Keeble fuhr zum Parkplatz am Bahnhof. Dort stiegen Lynnie und ich in den Austin um.
«Ich ruf Sie gleich am Morgen an«, sagte Keeble und beugte sich aus seinem Luxusgefährt.
«Gut.«
«Passen Sie auf Lynnie auf.«
«Mach’ ich.«
Lynnie gab ihren Eltern einen Abschiedskuß, der bei ihrem Vater etwas herzlicher ausfiel, dann schnitt sie Peter ein Gesicht, und der Rover rollte davon. Sie stieg in den Austin, wartete, bis ich neben ihr saß, und streckte die Hand nach der Zündung aus.
Sie zitterte wieder.
«Soll ich fahren?«fragte ich in einem Ton, der ihr zeigte, daß ich es ihr selbst überlassen wollte zu entscheiden.
Sie legte beide Hände in den Schoß und starrte geradeaus durch die Scheibe. Über dem orangefarbenen Kleid wirkte ihr Gesicht sehr blaß.
«Ich dachte schon, Sie wären beide tot.«
«Ich weiß.«
«Ich bin noch ganz erledigt. Es ist albern.«
«Es ist nicht albern. Ich nehme an, Sie mögen Dave Teller sehr gern.«
«Er hat uns schon Geschenke geschickt, als wir noch klein waren.«
«Ein netter Kerl.«
«Ja. «Sie stieß einen tiefen Seufzer aus und meinte nach einer Weile:»Es wäre vielleicht doch besser, wenn Sie jetzt fahren, falls es Ihnen nichts ausmacht.«
«Natürlich tu’ ich das gern.«
Wir tauschten die Plätze, dann fuhr ich nach London zurück. Am Chiswick-Rondell sagte ich, daß ich sie zu ihrer Wohnung fahren wolle und dort ein Taxi nehmen würde, aber sie meinte mit einem lachenden Seitenblick, in meinem Aufzug würde mich kein Taxifahrer mitnehmen. Ihr gehe es schon wieder besser, und das letzte Stück schaffe sie schon allein. Ich fuhr also bis Putney und hielt vor meiner Haustür.

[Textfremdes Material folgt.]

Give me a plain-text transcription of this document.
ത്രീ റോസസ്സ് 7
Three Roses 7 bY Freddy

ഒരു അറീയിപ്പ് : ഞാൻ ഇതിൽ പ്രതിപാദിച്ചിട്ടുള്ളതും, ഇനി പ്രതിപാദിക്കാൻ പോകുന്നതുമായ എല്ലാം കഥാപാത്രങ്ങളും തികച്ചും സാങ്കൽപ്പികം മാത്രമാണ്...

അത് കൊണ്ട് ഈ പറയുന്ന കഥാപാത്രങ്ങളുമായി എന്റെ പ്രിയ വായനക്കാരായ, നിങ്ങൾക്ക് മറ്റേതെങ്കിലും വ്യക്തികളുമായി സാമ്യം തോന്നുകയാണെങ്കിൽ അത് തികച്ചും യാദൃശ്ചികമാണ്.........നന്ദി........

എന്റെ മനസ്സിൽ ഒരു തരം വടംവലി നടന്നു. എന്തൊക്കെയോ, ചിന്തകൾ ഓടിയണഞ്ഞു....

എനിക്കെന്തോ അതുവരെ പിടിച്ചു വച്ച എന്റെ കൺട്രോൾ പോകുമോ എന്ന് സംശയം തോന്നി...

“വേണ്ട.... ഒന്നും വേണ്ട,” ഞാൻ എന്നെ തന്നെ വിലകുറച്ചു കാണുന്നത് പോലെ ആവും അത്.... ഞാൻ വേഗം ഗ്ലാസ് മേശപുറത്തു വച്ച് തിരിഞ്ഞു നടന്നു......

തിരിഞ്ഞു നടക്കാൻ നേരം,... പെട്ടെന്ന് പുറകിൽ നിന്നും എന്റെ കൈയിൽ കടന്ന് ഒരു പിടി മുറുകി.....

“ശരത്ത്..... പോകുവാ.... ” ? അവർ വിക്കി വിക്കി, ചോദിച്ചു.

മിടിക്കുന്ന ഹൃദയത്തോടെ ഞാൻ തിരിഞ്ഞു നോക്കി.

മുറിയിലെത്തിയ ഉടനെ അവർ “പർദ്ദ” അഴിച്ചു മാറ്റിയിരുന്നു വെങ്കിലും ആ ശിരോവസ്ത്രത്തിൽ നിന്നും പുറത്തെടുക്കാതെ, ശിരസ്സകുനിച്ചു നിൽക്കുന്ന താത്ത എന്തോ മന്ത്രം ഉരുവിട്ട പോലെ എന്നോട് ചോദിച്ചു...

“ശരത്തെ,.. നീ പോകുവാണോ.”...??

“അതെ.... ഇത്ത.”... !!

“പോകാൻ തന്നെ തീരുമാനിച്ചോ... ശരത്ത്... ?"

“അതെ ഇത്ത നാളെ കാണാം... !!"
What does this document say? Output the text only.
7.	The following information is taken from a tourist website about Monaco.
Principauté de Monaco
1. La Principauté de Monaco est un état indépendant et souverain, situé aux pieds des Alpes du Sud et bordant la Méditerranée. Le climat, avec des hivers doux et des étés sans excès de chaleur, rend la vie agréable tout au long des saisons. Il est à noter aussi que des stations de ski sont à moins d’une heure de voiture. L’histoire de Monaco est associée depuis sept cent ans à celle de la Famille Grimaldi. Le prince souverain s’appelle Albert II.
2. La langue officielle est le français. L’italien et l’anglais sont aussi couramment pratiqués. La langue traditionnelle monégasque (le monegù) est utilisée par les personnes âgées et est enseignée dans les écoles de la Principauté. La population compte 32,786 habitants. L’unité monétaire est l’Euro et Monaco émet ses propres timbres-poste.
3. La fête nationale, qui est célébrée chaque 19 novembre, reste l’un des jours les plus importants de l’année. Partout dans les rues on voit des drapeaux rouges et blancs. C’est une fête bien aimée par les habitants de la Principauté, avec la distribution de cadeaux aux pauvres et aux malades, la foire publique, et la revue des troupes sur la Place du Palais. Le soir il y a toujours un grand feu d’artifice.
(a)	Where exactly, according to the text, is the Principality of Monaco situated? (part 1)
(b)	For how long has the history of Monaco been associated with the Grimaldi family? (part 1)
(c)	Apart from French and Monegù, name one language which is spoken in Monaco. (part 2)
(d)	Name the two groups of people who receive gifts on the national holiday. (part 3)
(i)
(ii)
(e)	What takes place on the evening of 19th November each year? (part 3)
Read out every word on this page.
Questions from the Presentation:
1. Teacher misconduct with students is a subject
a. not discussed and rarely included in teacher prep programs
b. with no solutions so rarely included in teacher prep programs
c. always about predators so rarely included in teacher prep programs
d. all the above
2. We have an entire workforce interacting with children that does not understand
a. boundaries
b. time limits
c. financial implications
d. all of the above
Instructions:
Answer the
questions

Sommerliche Dämmerung lag auf den stillen Straßen. Keiner in der Nähe. Lynnie blickte durch das Fenster an dem Haus hinauf. Ein Schauder fuhr ihr durch die Glieder.
«Sie frieren«, sagte ich und machte mir Sorgen wegen ihrer bloßen Arme.
«Nein… Ich hab’ eine Jacke im Wagen… Ich mußte nur gerade an Ihre Wohnung denken.«
«Was ist damit?«
«Sie ist so — leer. «Sie ließ ein halbes Lachen hören und schüttelte den Gedanken ab.»Nun, ich hoffe nur, daß Sie nach diesen Erlebnissen nicht schlecht träumen werden.«
«Nein. «Ich sammelte meine Sachen zusammen und stieg aus. Sie rutschte auf den Fahrersitz herüber.
«Ob man Ihnen in dem Studentinnenheim wohl das Abendessen warmgestellt hat?«fragte ich.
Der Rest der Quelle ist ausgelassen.